Was it only by dreaming or writing that I could find out what I
The words of Joan Didion — “Was it only by dreaming or writing that I could find out what I thought?” — rise like a whisper from the deep chambers of the soul. In them lies a truth both intimate and universal: that human understanding does not always emerge from logic or speech, but from the act of creation, from the mysterious spaces where thought becomes image, word, or dream. Didion, one of the great chroniclers of the modern human spirit, wrote not to proclaim what she knew, but to discover it. Her question is not rhetorical; it is an awakening — the realization that the path to self-knowledge often winds through the inner landscapes of imagination and reflection.
For Didion, writing was not simply expression; it was revelation. She once confessed that she did not know what she thought until she wrote it down — that her sentences were not reflections of thought, but the crucible in which thought was born. And so her quote becomes a mirror for all who seek to understand themselves: that we do not truly know what we believe, desire, or fear until we dare to translate the unspoken into form. Whether through the dream or the page, we confront the truths that dwell beyond the surface of our conscious mind. The dream is the mind’s night voyage; the writing, its daylight pilgrimage — both seeking the same destination: understanding.
The ancients knew this, too. The philosophers of Greece and the poets of Asia alike spoke of dreaming and art as sacred doors to the soul. Plato called dreams “the reflection of truth seen dimly through the mist of mortality,” while the Chinese sages of old believed that the spirit left the body each night to wander the realms of meaning. Likewise, the scribes and prophets wrote as though guided by a voice not entirely their own — as if writing itself were an act of communion between the mortal and the divine. Didion, standing in this long lineage, reminds us that through creation, we come to see not only the world, but ourselves.
Consider Virginia Woolf, another voyager of the inner world. Like Didion, she wrestled with chaos through the act of writing. Her journals were not tidy reflections of mastery, but storms of uncertainty — places where she tested the boundaries of her own thought. “Arrange whatever pieces come your way,” she once wrote, and in those arrangements, she found herself. Her brilliance was not born of certainty, but of exploration — of daring to write what she did not yet understand. So it is with every seeker of truth: the page becomes the map, and the hand that writes becomes both pilgrim and guide.
To dream and to write, then, are not luxuries — they are acts of survival for the soul. In dreaming, the unconscious reveals what the waking mind cannot bear to say. In writing, those shadows are brought into light, shaped into words that give them meaning. Together, they form the eternal dialogue between the seen and the unseen, the known and the unknown. Didion’s question — “Was it only by dreaming or writing that I could find out what I thought?” — is not one of confusion, but of awe. She marvels at how truth emerges not through will, but through surrender, through allowing the mind to wander where reason cannot.

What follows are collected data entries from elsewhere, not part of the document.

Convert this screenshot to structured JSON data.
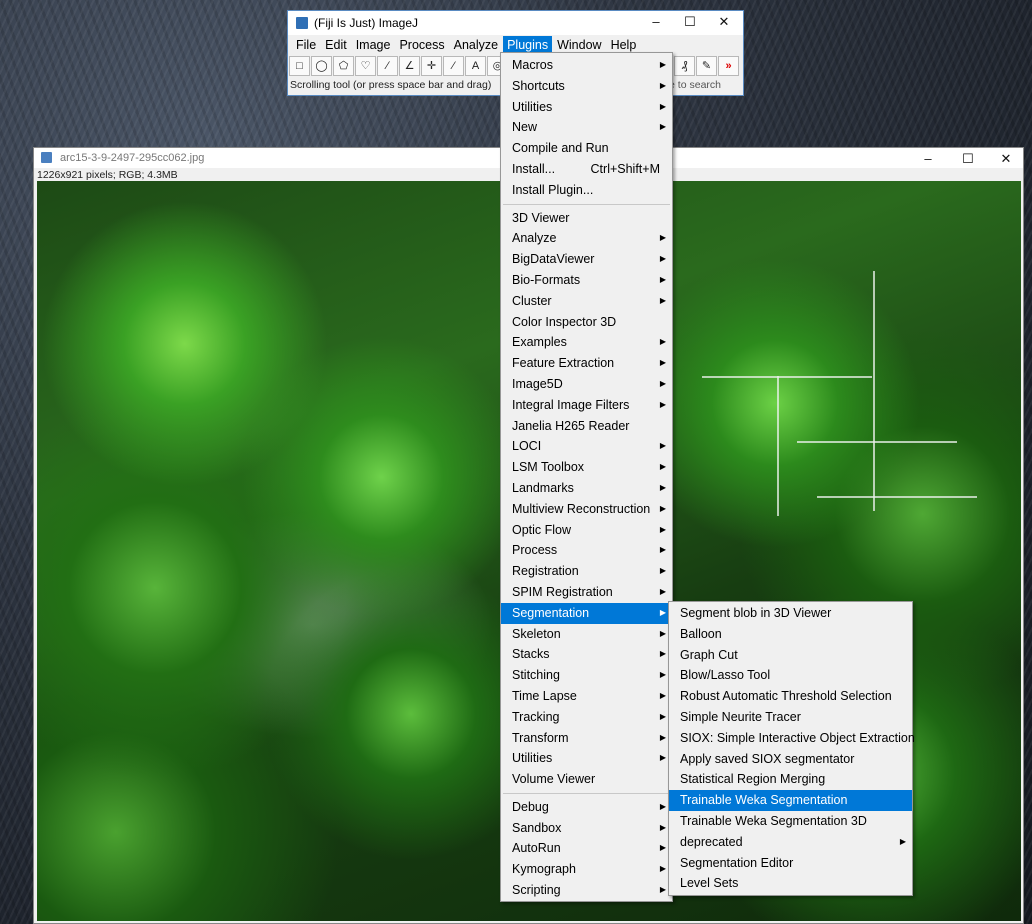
{
  "main_window": {
    "title": "(Fiji Is Just) ImageJ",
    "menubar": [
      "File",
      "Edit",
      "Image",
      "Process",
      "Analyze",
      "Plugins",
      "Window",
      "Help"
    ],
    "active_menu": "Plugins",
    "tools": [
      "rectangle-tool",
      "oval-tool",
      "polygon-tool",
      "freehand-tool",
      "line-tool",
      "angle-tool",
      "point-tool",
      "wand-tool",
      "text-tool",
      "zoom-tool"
    ],
    "right_tools": [
      "image-tool",
      "developer-tool",
      "more-tools"
    ],
    "tool_glyphs": [
      "□",
      "◯",
      "⬠",
      "♡",
      "∕",
      "∠",
      "✛",
      "⁄",
      "A",
      "◎"
    ],
    "right_glyphs": [
      "₰",
      "✎",
      "»"
    ],
    "status": "Scrolling tool (or press space bar and drag)",
    "status_right": "e to search"
  },
  "image_window": {
    "title": "arc15-3-9-2497-295cc062.jpg",
    "info": "1226x921 pixels; RGB; 4.3MB"
  },
  "plugins_menu": {
    "group1": [
      {
        "label": "Macros",
        "sub": true
      },
      {
        "label": "Shortcuts",
        "sub": true
      },
      {
        "label": "Utilities",
        "sub": true
      },
      {
        "label": "New",
        "sub": true
      },
      {
        "label": "Compile and Run"
      },
      {
        "label": "Install...",
        "accel": "Ctrl+Shift+M"
      },
      {
        "label": "Install Plugin..."
      }
    ],
    "group2": [
      {
        "label": "3D Viewer"
      },
      {
        "label": "Analyze",
        "sub": true
      },
      {
        "label": "BigDataViewer",
        "sub": true
      },
      {
        "label": "Bio-Formats",
        "sub": true
      },
      {
        "label": "Cluster",
        "sub": true
      },
      {
        "label": "Color Inspector 3D"
      },
      {
        "label": "Examples",
        "sub": true
      },
      {
        "label": "Feature Extraction",
        "sub": true
      },
      {
        "label": "Image5D",
        "sub": true
      },
      {
        "label": "Integral Image Filters",
        "sub": true
      },
      {
        "label": "Janelia H265 Reader"
      },
      {
        "label": "LOCI",
        "sub": true
      },
      {
        "label": "LSM Toolbox",
        "sub": true
      },
      {
        "label": "Landmarks",
        "sub": true
      },
      {
        "label": "Multiview Reconstruction",
        "sub": true
      },
      {
        "label": "Optic Flow",
        "sub": true
      },
      {
        "label": "Process",
        "sub": true
      },
      {
        "label": "Registration",
        "sub": true
      },
      {
        "label": "SPIM Registration",
        "sub": true
      },
      {
        "label": "Segmentation",
        "sub": true,
        "highlight": true
      },
      {
        "label": "Skeleton",
        "sub": true
      },
      {
        "label": "Stacks",
        "sub": true
      },
      {
        "label": "Stitching",
        "sub": true
      },
      {
        "label": "Time Lapse",
        "sub": true
      },
      {
        "label": "Tracking",
        "sub": true
      },
      {
        "label": "Transform",
        "sub": true
      },
      {
        "label": "Utilities",
        "sub": true
      },
      {
        "label": "Volume Viewer"
      }
    ],
    "group3": [
      {
        "label": "Debug",
        "sub": true
      },
      {
        "label": "Sandbox",
        "sub": true
      },
      {
        "label": "AutoRun",
        "sub": true
      },
      {
        "label": "Kymograph",
        "sub": true
      },
      {
        "label": "Scripting",
        "sub": true
      }
    ]
  },
  "segmentation_menu": [
    {
      "label": "Segment blob in 3D Viewer"
    },
    {
      "label": "Balloon"
    },
    {
      "label": "Graph Cut"
    },
    {
      "label": "Blow/Lasso Tool"
    },
    {
      "label": "Robust Automatic Threshold Selection"
    },
    {
      "label": "Simple Neurite Tracer"
    },
    {
      "label": "SIOX: Simple Interactive Object Extraction"
    },
    {
      "label": "Apply saved SIOX segmentator"
    },
    {
      "label": "Statistical Region Merging"
    },
    {
      "label": "Trainable Weka Segmentation",
      "highlight": true
    },
    {
      "label": "Trainable Weka Segmentation 3D"
    },
    {
      "label": "deprecated",
      "sub": true
    },
    {
      "label": "Segmentation Editor"
    },
    {
      "label": "Level Sets"
    }
  ],
  "colors": {
    "highlight": "#0078d7",
    "menu_bg": "#f0f0f0"
  }
}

Her reflection is also a warning for the modern world — a world too quick to speak, too hurried to listen inwardly. Many today mistake noise for thought and expression for understanding. But Didion teaches us to slow down, to listen to the murmur within, to give our thoughts the time to take form through dreaming, writing, or any act of quiet creation. For only when we give shape to the formless do we come to know what truly stirs beneath our surface. The one who writes, dreams, paints, or prays does not merely record their mind — they discover it.
So, O seeker of meaning, learn from the wisdom of Joan Didion. Do not fear uncertainty; instead, enter it with pen or dream in hand. When confusion clouds the heart, write — not to instruct, but to uncover. When words fail, dream, for in dreams the soul remembers what the mind forgets. Let your creations be your mirror, your compass, your confession. For in the act of creation, you will not only express thought — you will find it, as Didion did: shaped not by certainty, but by courage, by patience, and by the quiet adventure of listening to your own soul.